El propietario y conductor del ahora rebautizado “carro fantasma”, que aterrorizó a los deltanos varias madrugadas, resultó ser muy distinto al tierno pajarito que había sido golpeado rudamente al punto de casi desprenderle el tímpano en el ánimo de robarlo cuando llegaba a su humilde vivienda. La supuesta víctima resulto ser coparticipe de al menos tres atracos en el lapso de unas tres horas, culminando con la muerte de Gascón.

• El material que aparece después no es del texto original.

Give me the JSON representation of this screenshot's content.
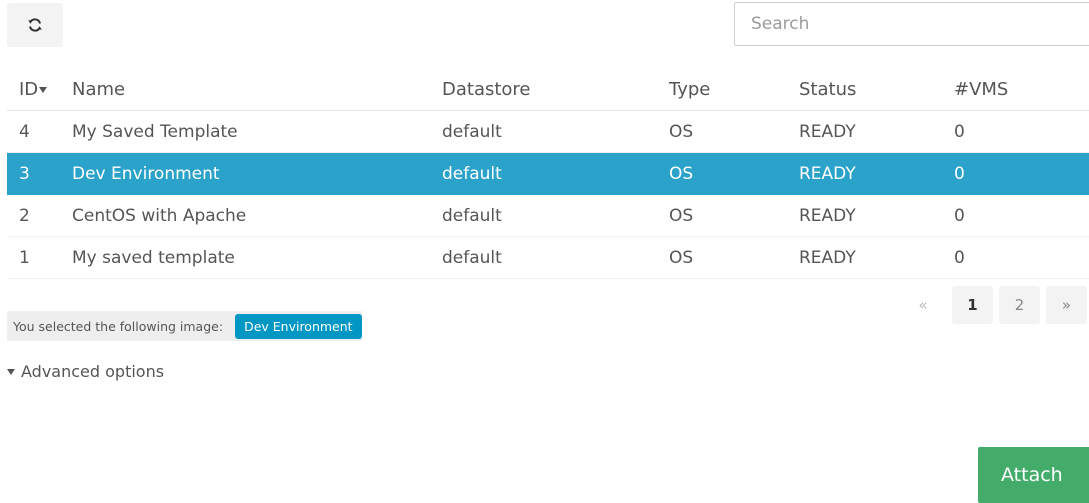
{
  "toolbar": {
    "refresh_icon": "refresh-icon"
  },
  "search": {
    "placeholder": "Search",
    "value": ""
  },
  "table": {
    "columns": [
      "ID",
      "Name",
      "Datastore",
      "Type",
      "Status",
      "#VMS"
    ],
    "rows": [
      {
        "id": "4",
        "name": "My Saved Template",
        "datastore": "default",
        "type": "OS",
        "status": "READY",
        "vms": "0",
        "selected": false
      },
      {
        "id": "3",
        "name": "Dev Environment",
        "datastore": "default",
        "type": "OS",
        "status": "READY",
        "vms": "0",
        "selected": true
      },
      {
        "id": "2",
        "name": "CentOS with Apache",
        "datastore": "default",
        "type": "OS",
        "status": "READY",
        "vms": "0",
        "selected": false
      },
      {
        "id": "1",
        "name": "My saved template",
        "datastore": "default",
        "type": "OS",
        "status": "READY",
        "vms": "0",
        "selected": false
      }
    ],
    "selected_color": "#2ba2c9"
  },
  "selection": {
    "label": "You selected the following image:",
    "value": "Dev Environment"
  },
  "pagination": {
    "prev": "«",
    "pages": [
      "1",
      "2"
    ],
    "current": "1",
    "next": "»"
  },
  "advanced": {
    "label": "Advanced options"
  },
  "actions": {
    "attach_label": "Attach",
    "attach_color": "#43ac6a"
  }
}
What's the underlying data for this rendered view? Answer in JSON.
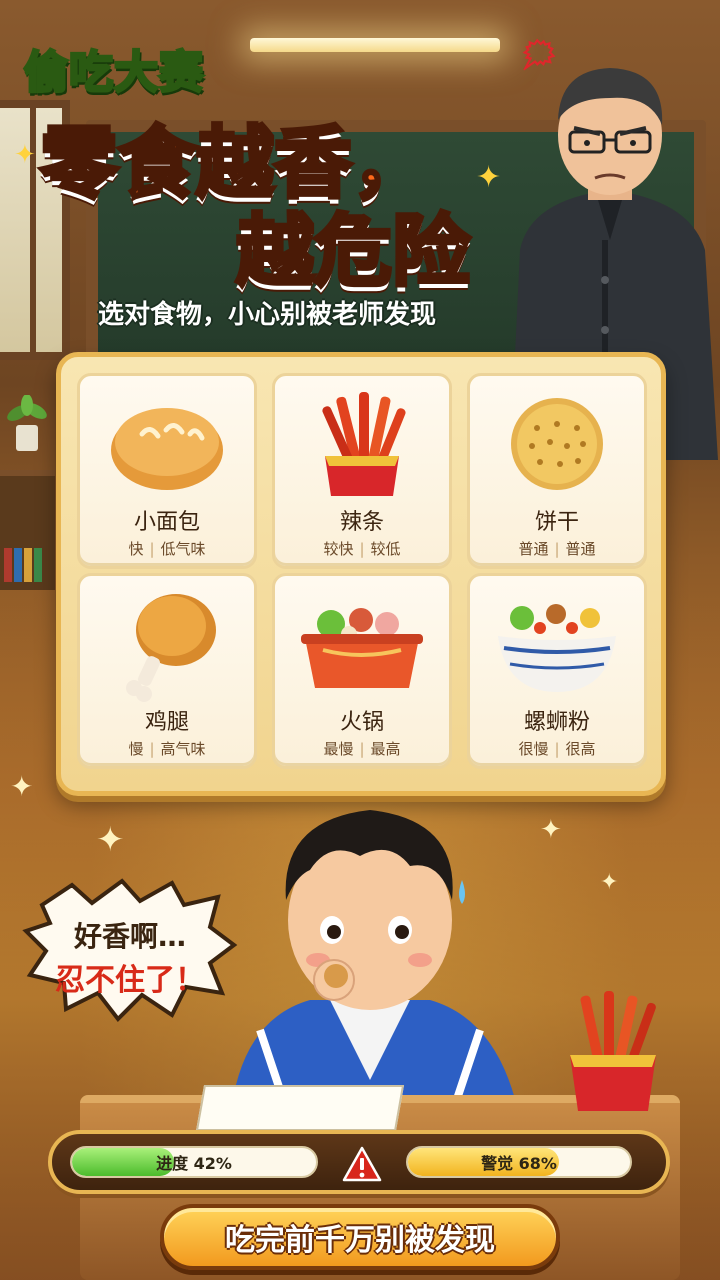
{
  "header": {
    "tag_title": "偷吃大赛",
    "headline_line1": "零食越香，",
    "headline_line2_a": "越",
    "headline_line2_b": "危险",
    "subline": "选对食物，小心别被老师发现"
  },
  "teacher": {
    "anger_mark": "🗯"
  },
  "foods": [
    {
      "name": "小面包",
      "speed": "快",
      "smell": "低气味",
      "icon": "bread-icon"
    },
    {
      "name": "辣条",
      "speed": "较快",
      "smell": "较低",
      "icon": "spicy-strips-icon"
    },
    {
      "name": "饼干",
      "speed": "普通",
      "smell": "普通",
      "icon": "cracker-icon"
    },
    {
      "name": "鸡腿",
      "speed": "慢",
      "smell": "高气味",
      "icon": "drumstick-icon"
    },
    {
      "name": "火锅",
      "speed": "最慢",
      "smell": "最高",
      "icon": "hotpot-icon"
    },
    {
      "name": "螺蛳粉",
      "speed": "很慢",
      "smell": "很高",
      "icon": "snail-noodles-icon"
    }
  ],
  "speech": {
    "line1": "好香啊…",
    "line2": "忍不住了！"
  },
  "hud": {
    "progress_label": "进度 42%",
    "progress_value": 0.42,
    "alert_label": "警觉 68%",
    "alert_value": 0.68,
    "warning_icon": "warning-icon"
  },
  "cta": {
    "label": "吃完前千万别被发现"
  },
  "colors": {
    "accent_orange": "#ff6a1a",
    "title_yellow": "#ffe14a",
    "panel_cream": "#f8e6b2",
    "progress_green": "#4cbc2c",
    "alert_yellow": "#f2b41f",
    "warning_red": "#d8261c"
  }
}
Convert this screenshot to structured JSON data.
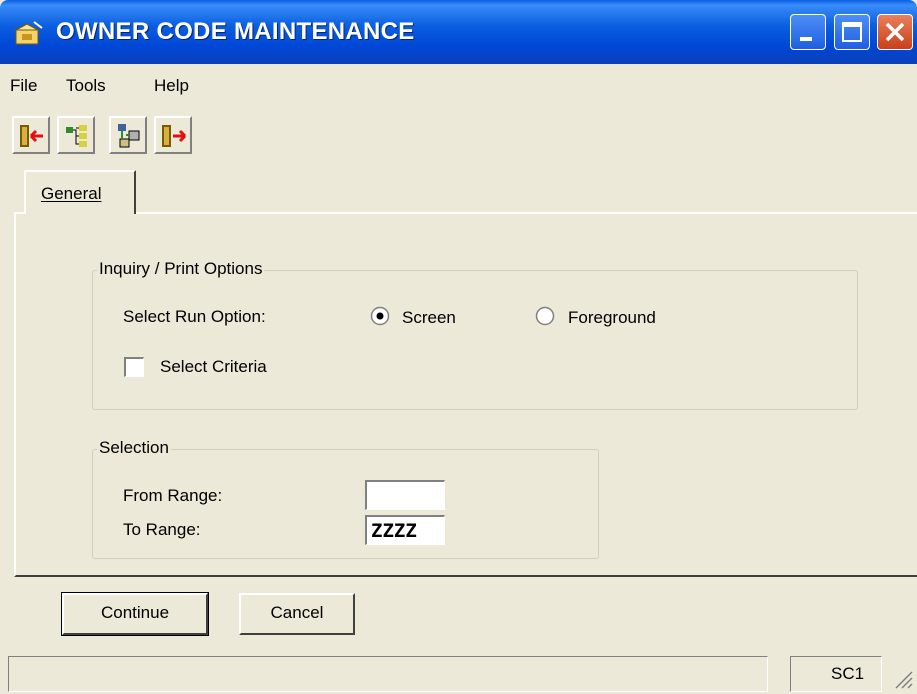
{
  "window": {
    "title": "OWNER CODE MAINTENANCE",
    "controls": {
      "minimize": "minimize-icon",
      "maximize": "maximize-icon",
      "close": "close-icon"
    }
  },
  "menu": [
    "File",
    "Tools",
    "Help"
  ],
  "toolbar": {
    "buttons": [
      "exit-icon",
      "tree-icon",
      "workstation-icon",
      "exit-forward-icon"
    ]
  },
  "tabs": [
    {
      "label": "General",
      "active": true
    }
  ],
  "inquiry_group": {
    "title": "Inquiry / Print Options",
    "run_option_label": "Select Run Option:",
    "options": [
      {
        "label": "Screen",
        "selected": true
      },
      {
        "label": "Foreground",
        "selected": false
      }
    ],
    "select_criteria": {
      "label": "Select Criteria",
      "checked": false
    }
  },
  "selection_group": {
    "title": "Selection",
    "from_label": "From Range:",
    "from_value": "",
    "to_label": "To Range:",
    "to_value": "ZZZZ"
  },
  "buttons": {
    "continue": "Continue",
    "cancel": "Cancel"
  },
  "status": {
    "pane1": "",
    "pane2": "SC1"
  },
  "colors": {
    "titlebar": "#0a5fe6",
    "face": "#ece9d8",
    "close": "#c8401b"
  }
}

Los pesquisas del Cicpc se encontraron con serías inconsistencias en la línea de tiempo de la versión suministrada por el sujeto, hallando muchos vacios entre los supuestos recorridos efectuados y la cantidad de horas de que dispusieron.

De igual forma, constataron que había algo extrañó al notar las evidentes contradicciones en su historia de la parada forzada en la placita Los Fundadores, donde a punta de pistola uno de los secuestradores apuntándolo fijamente a la cabeza lo obligó a detenerse, mientras que el otro corría a realizar el atraco, y los relatos de testigos presenciales que afirmaban que fueron dos los individuos que protagonizaron el atraco y posterior crimen. En su versión estuvo siempre acompañado, cuando la lógica policial arrojó que estaba solo y pudo huir, algo que no hizo.

Esos detalles y algunos otros derivados de la pericia criminalista, como la perspicacia en los interrogatorios, permitieron concluir que estuvo más involucrado de lo que decía procediendo a cambiarlo de la sala de interrogatorios donde ingreso como víctima con todas las consideraciones del caso, producto del leve sangramiento que experimentaba en uno de sus oídos, al pequeño calabozo de DESUR en calidad de acusado.

Otro interesante detalle que ilustra cuanto de positivo puede haber en un hecho tan deleznable, lo protagonizó la esposa de Gascón, a la que también le dispararon. La infortunada viuda, apelando al sexto sentido y a la maravillosa intuición que posee el sexo femenino, se lanzó al piso simulando estar muerta en los instantes en que los malhechores requisaban a su pareja para sustraerle los celulares de los bolsillos. Pensando que había fallecido y se habían librado de potenciales testigos huyeron a toda prisa, sin percatarse de que ni siquiera había sido impactada por los proyectiles. Su testimonio será crucial para hacerle justicia a su compañero.

Lo demás, como se dice en criollo, fue pan comido, los pesquisas afilaron sus sentidos, armaron el rompecabezas y concluyeron en firme que estaban ante un hecho truculento que pasó de ser un simple secuestro a un homicidio en toda regla.

El detalle que faltaba para darle cierre al caso fue el de las heridas infligidas al chofer, resulta que al repartirse el botín se produjo una fuerte disputa yéndose a las manos, llevando este la peor parte, lo que inteligentemente intentó emplear como argumento de peso para validar la tesis del secuestro, la cual se le cayó suma rapidez. Al segundo careo ya estaba descubierto, comentó uno de los interrogadores.

Uno de los individuos permanece prófugo, siendo activamente buscado.

Una trama con un desenlace muy triste y un final con todos los elementos para que se haga justicia.